L@s niñ@s que se encuentran en situaciones estresantes, como pueden ser cambios en su entorno cotidiano y pérdidas de cualquier tipo, necesitan una atención muy cuidadosa. Necesitan continuidad y consistencia respecto a personas y lugares. Necesitan normalidad. Necesitan ser escuchad@s y escuchar lo que quieren saber. Necesitan tener a su alcance la posibilidad de experimentar. Necesitan soporte y educación en un lenguaje y unos recursos apropiados para su edad y su desarrollo. Necesitan honestidad. 

Y si queremos hablar de nuestros recursos sociosanitarios como su oportunidad, deberíamos reflexionar con calma sobre qué queremos decir cuando hablamos de salud y sobre todo cuando hablamos de salud infantil. Existen mil definiciones de salud corriendo por estos mundos, casi todas con buenos elementos para la reflexión y casi todas intentando construir un concepto integral y holístico. En este sentido es interesante la definición del Dr. Gol cuando dice que la salud es una forma de vivir que permite a las personas ser autónomas, ser solidarias y gozar, a pesar de que determinadas zonas de su cuerpo se encuentren mal. 

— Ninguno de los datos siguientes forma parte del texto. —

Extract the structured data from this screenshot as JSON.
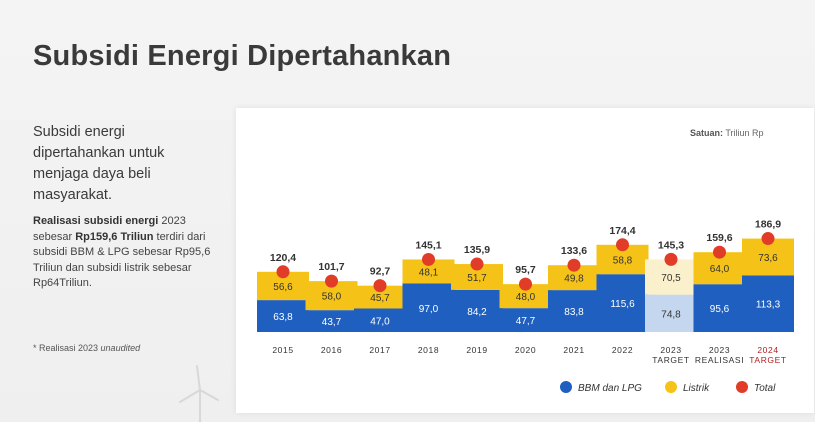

  • Ser autónomas y vivir con el mínimo posible de limitaciones y dependencias. 
  • Ser solidarias, ya que no es posible el crecimiento sin colaborar, interactuar y relacionarse con las demás personas. 
  • Gozar o sentirse satisfechas con una buena relación con la realidad, con ganas de avanzar e ilusión de cambio. 

Si jugamos a ser malabaristas con algunas de las ideas hasta ahora expuestas: niño, niña, inmigrantes, VIH, oportunidad y salud, como si fueran pelotitas de colores en una danza de habilidad y destreza... ponemos en marcha una serie de interacciones de las que surgen, para variar, interrogantes y cuestionamientos profundos: 

  • ¿Realmente les estamos ofreciendo esta oportunidad tan completa? 
  • ¿Podemos decir que tener acceso a un tratamiento antirretroviral y a un seguimiento pediátrico especializado es una oportunidad para la salud de un niño o una niña y quedarnos tan tranquil@s? 
  • ¿Respetamos honestamente y sin juicios sus creencias, sus valores, sus culturas? 

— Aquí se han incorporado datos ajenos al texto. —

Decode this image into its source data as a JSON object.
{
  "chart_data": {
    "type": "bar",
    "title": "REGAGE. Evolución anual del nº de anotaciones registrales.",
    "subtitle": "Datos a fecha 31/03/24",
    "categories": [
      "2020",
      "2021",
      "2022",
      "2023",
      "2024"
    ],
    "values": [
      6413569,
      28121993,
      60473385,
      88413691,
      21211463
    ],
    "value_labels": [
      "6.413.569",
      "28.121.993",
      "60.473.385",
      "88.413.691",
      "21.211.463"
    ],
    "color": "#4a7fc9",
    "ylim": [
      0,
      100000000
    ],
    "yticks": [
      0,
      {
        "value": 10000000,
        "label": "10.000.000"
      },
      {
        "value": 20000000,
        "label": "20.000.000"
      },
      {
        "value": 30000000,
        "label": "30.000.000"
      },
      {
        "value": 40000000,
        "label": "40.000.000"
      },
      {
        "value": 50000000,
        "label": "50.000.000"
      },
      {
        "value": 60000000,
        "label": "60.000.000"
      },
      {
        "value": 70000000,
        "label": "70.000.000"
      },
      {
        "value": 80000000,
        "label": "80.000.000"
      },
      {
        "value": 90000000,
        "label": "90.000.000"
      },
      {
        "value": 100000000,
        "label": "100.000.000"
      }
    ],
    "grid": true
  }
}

Sinceramente creo que en general no estamos trabajando para proporcionarles los apoyos necesarios para poder desarrollarse como personas autónomas, solidarias y gozosas, independientemente del color de su piel, del nombre de su dios, de la bandera de su país. Para ello deberíamos hablar menos y actuar más, arriesgándonos a cambiar nuestros hábitos para integrarnos también nosotr@s con ell@s. La integración siempre es cosa de dos. 

Para poder ofrecer un entorno y unas respuestas adecuadas a las necesidades de l@s niñ@s inmigrantes afectad@s por el VIH, el mundo adulto que les acoge y protege debe esforzarse en trabajar con compromiso de acuerdo con la edad de cada niñ@, su temperamento, sus habilidades y sus experiencias, colaborando con su familia y su sistema personal de apoyo, y sobre todo equilibrando y armonizando las actitudes y creencias de su país/cultura de origen y las de la comunidad/cultura en la que vive actualmente.